Surveys by IHS Markit have shown “historically high” optimism for factory output in the current year. Bundesbank President Jens Weidmann says there’s no reason yet to give up on projections that the economy will expand 3% this year, and most recent private-sector forecasts foresee an even stronger rebound.

Sasse saw sharp divergences between his divisions. With flights grounded because of the pandemic and traffic recovering only very slowly, the unit that services airports including Frankfurt, Munich and Edinburgh has suffered badly.

At the height of the crisis, about half of the nearly 900 employees that are usually busy staffing departure gates or supporting security clearance were on shorter hours. Most but not all of the damage was absorbed by the kurzarbeit program.

The company also ran down overtime accounts, asked workers to take vacation during the worst periods of lockdown and reassigned staff to other parts of the business.

That meant throwing all the effort once more behind the cleaning business that he started in 1976. Retirement homes, hospitals, schools, offices, buses and trains all suddenly needed new hygiene protocols and frequent disinfecting.

The fear that the expected rebound in 2021 will disappoint still suffuses parts of Germany. Some economists have warned that 2021 could turn into a “year of disillusionment.”

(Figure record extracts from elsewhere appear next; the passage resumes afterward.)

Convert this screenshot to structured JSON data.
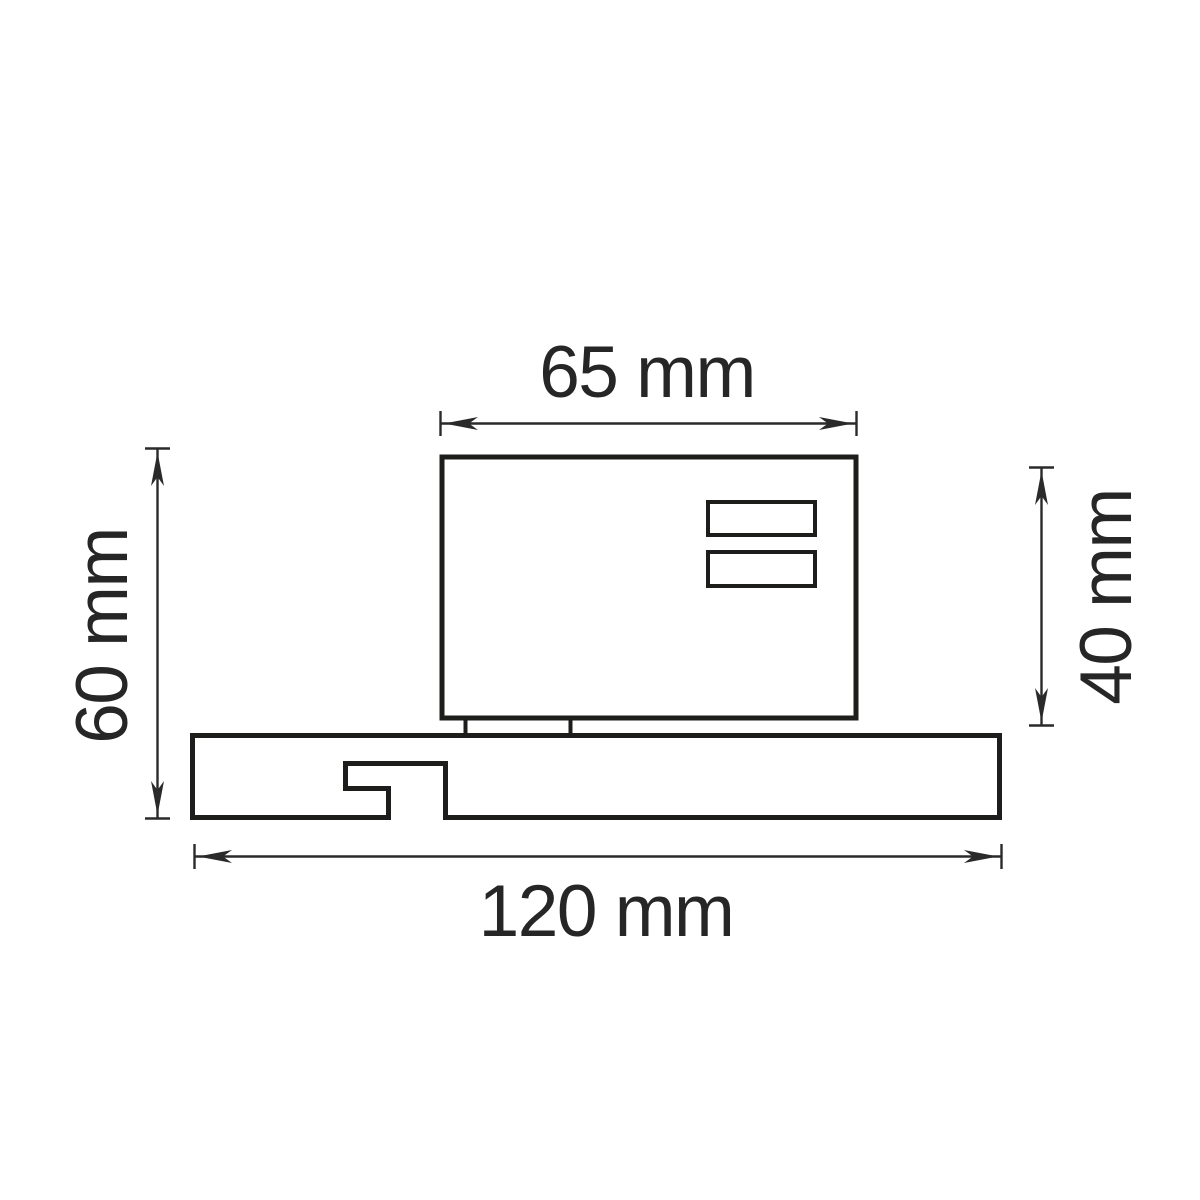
{
  "drawing": {
    "kind": "technical-dimension-drawing",
    "background_color": "#ffffff",
    "line_color": "#1d1d1b",
    "dimension_color": "#2a2a2a",
    "labels": {
      "top_width": "65 mm",
      "left_height": "60 mm",
      "right_height": "40 mm",
      "bottom_width": "120 mm"
    },
    "values": {
      "top_width_mm": 65,
      "left_height_mm": 60,
      "right_height_mm": 40,
      "bottom_width_mm": 120
    }
  }
}
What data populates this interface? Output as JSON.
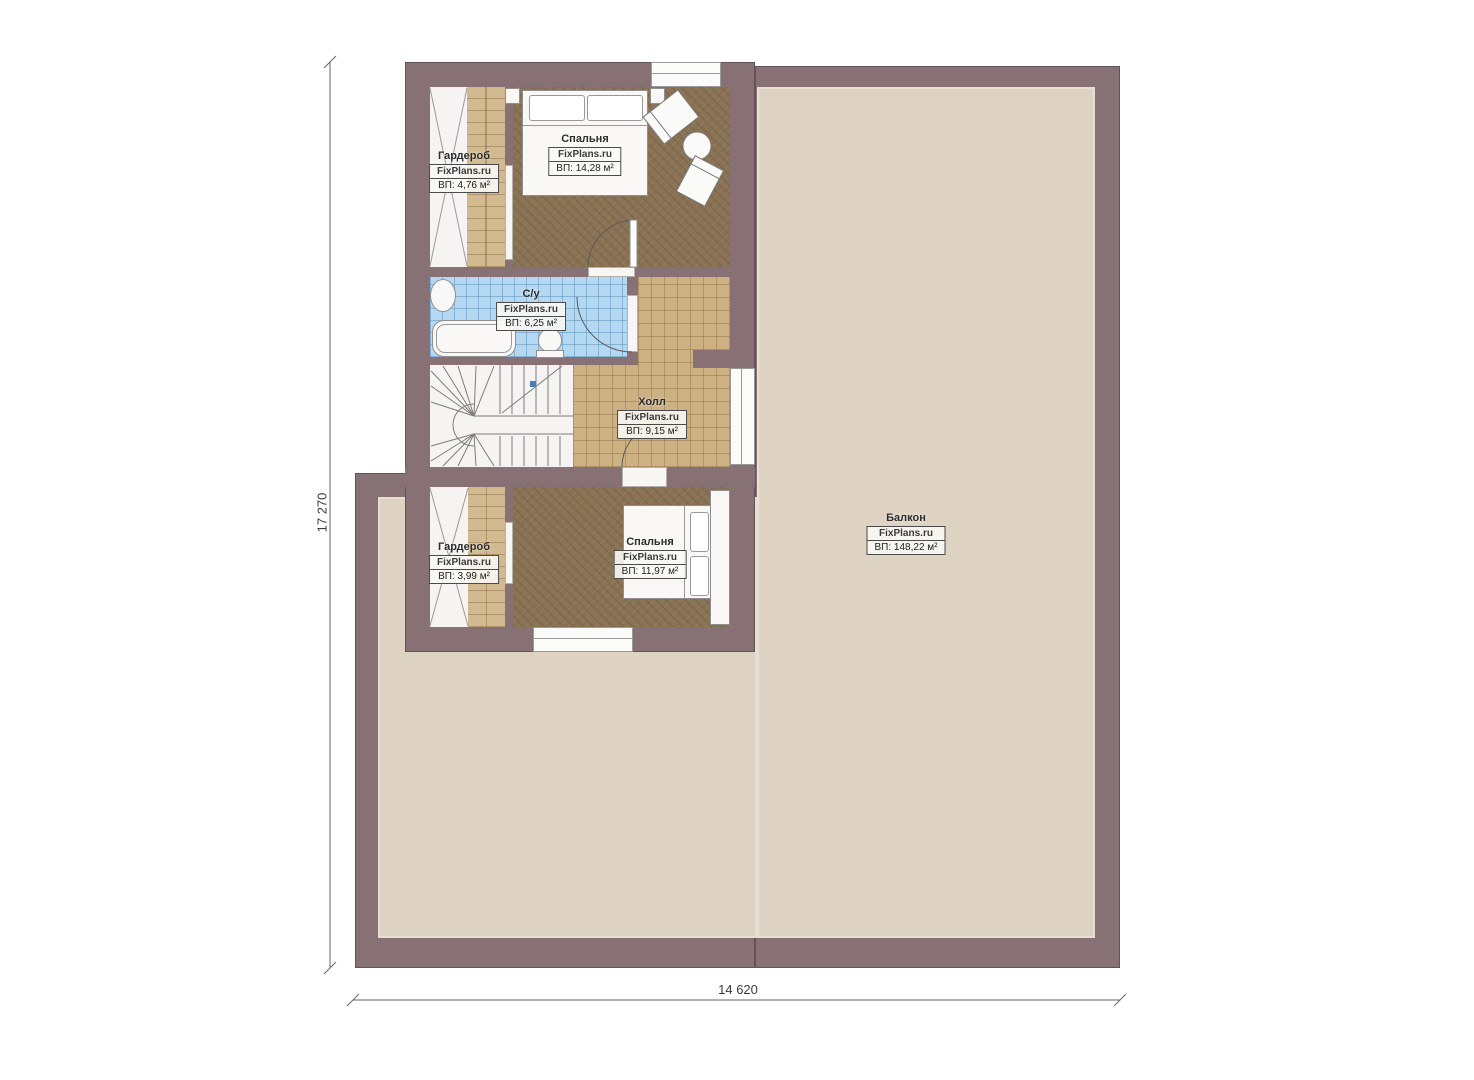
{
  "plan": {
    "watermark": "FixPlans.ru",
    "rooms": {
      "wardrobe_top": {
        "name": "Гардероб",
        "watermark": "FixPlans.ru",
        "area": "ВП: 4,76 м²"
      },
      "bedroom_top": {
        "name": "Спальня",
        "watermark": "FixPlans.ru",
        "area": "ВП: 14,28 м²"
      },
      "bathroom": {
        "name": "С/у",
        "watermark": "FixPlans.ru",
        "area": "ВП: 6,25 м²"
      },
      "hall": {
        "name": "Холл",
        "watermark": "FixPlans.ru",
        "area": "ВП: 9,15 м²"
      },
      "wardrobe_bottom": {
        "name": "Гардероб",
        "watermark": "FixPlans.ru",
        "area": "ВП: 3,99 м²"
      },
      "bedroom_bottom": {
        "name": "Спальня",
        "watermark": "FixPlans.ru",
        "area": "ВП: 11,97 м²"
      },
      "balcony": {
        "name": "Балкон",
        "watermark": "FixPlans.ru",
        "area": "ВП: 148,22 м²"
      }
    },
    "dimensions": {
      "height": "17 270",
      "width": "14 620"
    },
    "colors": {
      "wall": "#887174",
      "balcony_floor": "#ded3c2",
      "carpet": "#8a7254",
      "tile": "#cdb183",
      "bathroom": "#b5d8f2"
    }
  }
}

“People have realized that the economic crisis won’t be overcome any time soon because of the ongoing second wave of infections,” German Institute for Economic Research President Marcel Fratzscher wrote in a Jan. 4 blog post. A “vicious cycle” of company failures, higher unemployment and weak demand “could materialize much more easily than many realize.”

Two thirds of German inner-city retailers see a risk of failure, according to a survey by industry association HDE, and three out of four said government aid isn’t sufficient to avoid bankruptcy. While the sector lost 36 billion euros in sales last year, only 90 million euros in direct aid were paid out, it said.

The risk is that such weaknesses, coupled with higher unemployment, will start spilling into manufacturing, diminishing the sector’s ability to power the rest of the economy.

Sasse said businesses in his region are hopeful that manufacturing will help the economy pick up. For his own company, he’d be happy as long as sales remain steady, allowing him to continue with digitalization projects to make the business future-proof.

“The coronavirus pandemic will be very much a catalyst for change,” he said. “Much like the rest of the German economy, we can’t simply sit and wait for the crisis to be over.”